What Makes A Nation?

Whenever I hear advocates for legitimizing illegal immigration, I have to remind people of Japan, South Korea and Israel. All of these countries were poor. Japan is a nation of few natural resources.

The Japanese people have always been afraid of poverty. So afraid in fact, that they developed a work ethic that is so intense and remarkable that it propelled them from a poverty stricken nation to a world power.

Japan was a world power before and during World I and World War II and they are an economic power today. When they were poor and struggling, what international agency helped them? What UN mandate? What foreign agency loaned them money during their rise from poverty to riches?

How many Japanese are illegal immigrants anywhere in the world? I'll tell you. The answers are none, none, none and no one. The Japanese people have earned everything they have. Even in America; few, if any, Japanese are in our prisons or on the welfare rolls. Even though they were horribly discriminated against in this country, they went to war as Americans and fought and died with honor. They are and always will be one of the greatest nation of people on this planet.

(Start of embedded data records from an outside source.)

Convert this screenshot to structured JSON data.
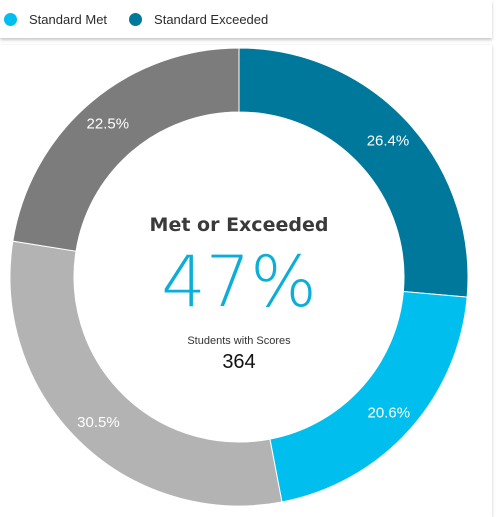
{
  "legend": {
    "items": [
      {
        "label": "Standard Met",
        "color": "#00bfef"
      },
      {
        "label": "Standard Exceeded",
        "color": "#00789b"
      }
    ]
  },
  "center": {
    "title": "Met or Exceeded",
    "percent": "47%",
    "subtitle": "Students with Scores",
    "count": "364"
  },
  "chart_data": {
    "type": "pie",
    "variant": "donut",
    "slices": [
      {
        "label": "26.4%",
        "value": 26.4,
        "color": "#00789b"
      },
      {
        "label": "20.6%",
        "value": 20.6,
        "color": "#00bfef"
      },
      {
        "label": "30.5%",
        "value": 30.5,
        "color": "#b3b3b3"
      },
      {
        "label": "22.5%",
        "value": 22.5,
        "color": "#7c7c7c"
      }
    ],
    "start_angle": "12 o'clock",
    "direction": "clockwise"
  }
}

Let's turn to South Korea, another great nation of people. South Korea was decimated during the communist incursion into Southeast Asia. Yet, in less than 30 years, they have managed to use all the resources they could find to raise themselves from the bottom to an economic powerhouse. Like the Japanese, there are few, if any, South Koreans in American prisons or on welfare and none, to my knowledge, are here illegally.

What did these 2 former Third World nations, that are now first world, have in commom that is severely lacking in South America, Mexico and a host of other countries? The answer in 3 words is honest, dedicated, leadership. Their governments were not corrupt, ineffective and self-serving.

Their people were committed to each other and their national goals. They worked as a nation and not as individuals. All for one and one for all. When I hear Latinos talking about their countries, I always ask them, "What did your government do to make things better?" "What did the govern do to end government corruption and abuse at the highest level"? I rarely get a straight answer. What I always get is what happened during and after the Spanish occupation.

What makes America great is not our natural resources, its our people. What makes any country great are its people. If natural resources were the key to greatness, The Soviet Union would still be here and would be the greatest and most powerful nation on this earth. The Soviet Union failed and is now a distant memory. It's not religion. Muslims are some of the most religious people on this planet and to a nation, the oil rich nations excluded, they are surviving and, in most cases, just barely.

Then, there is Israel, another great nation of people. Israel is a tiny nation that is no more than a strip of land. It is surrounded by millions of hostile Arabs. Yet this small nation of people, whose ethnicity has caused them to be butchered by the millions, is one of the richest nations on this planet. the Israeli Defense Forces are among the world's elite and its air force rivals our own. They took a barren wasteland and turned it into an oasis.

I could talk about 100 countries where people are struggling and dying rather than coming together as a nation. The answer is always the same. What makes a nation great are its people and those they choose to govern them and lead them.